Das Wattenmeer ändert sich ständig, immerzu eine andere Sicht. Es war kalt, nur um 10 bis 12 Grad. Da gab es nur eines: Bewegung. Die Alternative war eine (teure) Gaststätte oder der warme Schlafsack. Einen Aufenthaltsraum gibt es auf diesem Zeltplatz trotz der erheblichen Preise nicht. Also habe ich mich mit Fahrrad und per pedes 12 bis 14 Stunden täglich bewegt und dann herrlich bis zu 12 Stunden geschlafen. Meine Zeltausrüstung war perfekt. Sturm, Regen und Kälte bis gegen Null Grad kann ich damit überstehen. Allerdings habe ich auch festgestellt, daß man unter diesen Umständen so sehr mit dem 'Überleben' beschäftigt ist, daß man keine Muße hat, mehr als die Fakten aufzuschreiben. Man kommt nicht zu 'großen' Gedanken und zu druckreifen Storys, wenn es kalt und windig ist, wenn in der Gaststätte laut der Fernseher mit einer hirnlosen Show läuft oder wenn zur Kaffeezeit das 'Friesen-Cafe' überfüllt ist. Aber man kommt zu guten Gefühlen, man fühlt sich wohl, wenn man diese schöne Landschaft, die alten, aber gepflegten Häuser und die relativ heile Natur sieht.

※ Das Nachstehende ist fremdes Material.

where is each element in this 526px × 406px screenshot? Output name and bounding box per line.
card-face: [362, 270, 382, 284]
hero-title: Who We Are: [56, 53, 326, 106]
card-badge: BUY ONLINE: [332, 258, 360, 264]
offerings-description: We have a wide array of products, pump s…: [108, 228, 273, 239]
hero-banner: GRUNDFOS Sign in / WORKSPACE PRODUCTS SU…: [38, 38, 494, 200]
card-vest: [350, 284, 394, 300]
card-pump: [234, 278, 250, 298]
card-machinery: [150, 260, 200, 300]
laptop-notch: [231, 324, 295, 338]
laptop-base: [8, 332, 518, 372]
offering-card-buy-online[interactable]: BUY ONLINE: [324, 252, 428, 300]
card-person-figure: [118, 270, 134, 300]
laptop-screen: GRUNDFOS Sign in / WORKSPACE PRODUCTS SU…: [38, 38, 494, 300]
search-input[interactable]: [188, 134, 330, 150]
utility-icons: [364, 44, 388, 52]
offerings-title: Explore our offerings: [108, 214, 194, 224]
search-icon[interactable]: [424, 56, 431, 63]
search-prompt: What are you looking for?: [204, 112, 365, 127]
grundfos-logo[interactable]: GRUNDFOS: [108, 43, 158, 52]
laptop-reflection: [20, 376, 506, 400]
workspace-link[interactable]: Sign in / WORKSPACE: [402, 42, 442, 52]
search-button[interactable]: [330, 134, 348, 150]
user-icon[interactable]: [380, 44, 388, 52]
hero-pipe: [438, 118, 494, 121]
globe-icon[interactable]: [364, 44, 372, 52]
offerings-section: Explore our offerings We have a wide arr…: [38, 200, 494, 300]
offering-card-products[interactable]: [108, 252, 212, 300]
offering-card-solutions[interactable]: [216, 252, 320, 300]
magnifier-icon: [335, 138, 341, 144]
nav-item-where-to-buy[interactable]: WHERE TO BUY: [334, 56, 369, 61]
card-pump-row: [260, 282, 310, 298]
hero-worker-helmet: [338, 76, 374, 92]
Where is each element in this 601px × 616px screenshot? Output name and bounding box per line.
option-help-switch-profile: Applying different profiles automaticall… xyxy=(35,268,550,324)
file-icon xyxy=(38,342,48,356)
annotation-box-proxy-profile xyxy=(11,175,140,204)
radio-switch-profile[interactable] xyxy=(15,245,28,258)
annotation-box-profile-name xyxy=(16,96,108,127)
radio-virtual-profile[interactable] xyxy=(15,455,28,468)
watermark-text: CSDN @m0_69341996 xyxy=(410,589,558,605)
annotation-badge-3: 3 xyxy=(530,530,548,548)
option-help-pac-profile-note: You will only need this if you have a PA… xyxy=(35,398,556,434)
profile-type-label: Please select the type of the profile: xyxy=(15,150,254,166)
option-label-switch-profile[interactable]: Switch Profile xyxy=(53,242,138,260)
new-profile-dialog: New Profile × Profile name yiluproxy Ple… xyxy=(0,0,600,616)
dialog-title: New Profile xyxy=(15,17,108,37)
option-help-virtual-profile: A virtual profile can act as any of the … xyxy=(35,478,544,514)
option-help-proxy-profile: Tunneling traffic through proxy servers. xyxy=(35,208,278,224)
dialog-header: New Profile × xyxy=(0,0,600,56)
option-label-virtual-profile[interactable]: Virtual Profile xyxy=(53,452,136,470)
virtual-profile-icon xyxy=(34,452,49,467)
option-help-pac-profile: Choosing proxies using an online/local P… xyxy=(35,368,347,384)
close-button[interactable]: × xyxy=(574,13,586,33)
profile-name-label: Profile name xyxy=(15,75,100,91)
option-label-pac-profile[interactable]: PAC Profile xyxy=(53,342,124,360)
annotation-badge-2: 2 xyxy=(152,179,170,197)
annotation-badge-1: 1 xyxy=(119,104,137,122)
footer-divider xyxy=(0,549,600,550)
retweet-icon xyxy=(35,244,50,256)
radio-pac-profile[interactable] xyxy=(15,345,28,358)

Aber mir ist auch klar geworden, wie privilegiert ich bin. Wer kann es sich leisten, sich für sechs Tage einfach von seiner Arbeitsstelle ohne Urlaub zu verabschieden? Wer ist mit gut 62 Jahren so fit, daß er seine Ausrüstung mit zwei Rucksäcken auf den Campingplatz schleppt und sich dann im Zelt wohl fühlt? Wer kann sich einen Tee für 6,90 DM bestellen? In Deutschland gibt es offiziell 860.000 Obdachlose, knapp 5 Millionen Arbeitslose, 2,7 Millionen leben von der Sozialhilfe, es gibt rund 10 Millionen Menschen, die monatlich ein Einkommen unter 941,50 DM haben und deshalb offiziell als 'arm' eingestuft werden. Die Dunkelziffern für diese Werte sind so groß, daß man diese Zahlen ruhig auch verdoppeln kann. Außerdem liegt der höchste Steuersatz in Deutschland bei 54 % (oder höher?). Das bedeutet, daß alle Preise mindestens halbiert werden könnten, wenn sich der Staat nicht so unverschämt bei jedem Geschäft mit bedienen würde. Gleichzeitig aber ist der DAX (Deutscher Aktienindex) im vergangenen Jahr von 3300 auf 5300 (jeweils April) gestiegen, das heißt auf 160 %. Die Bundesbank hat im vergangenen Jahr einen Rekordgewinn von 23,5 Milliarden DM erwirtschaftet (wodurch? Jedenfalls nicht durch Arbeit und Produktion ...). SIEMENS hatte 1996 einen Konzernumsatz von 64 Milliarden US$ (soviel wie der Staatshaushalt von Kolumbinen).

 

Die Bilanzsumme der fünf größten deutschen Banken liegen jeweils in der Größenordnung des deutschen Staatshaushalts: Etwa bei 450 Milliarden DM. Jede dieser Banken kann als 'global player' also mindestens mit der gleichen Geldmenge 'spielen', die dem Finanzminister Deutschlands zur Verfügung steht.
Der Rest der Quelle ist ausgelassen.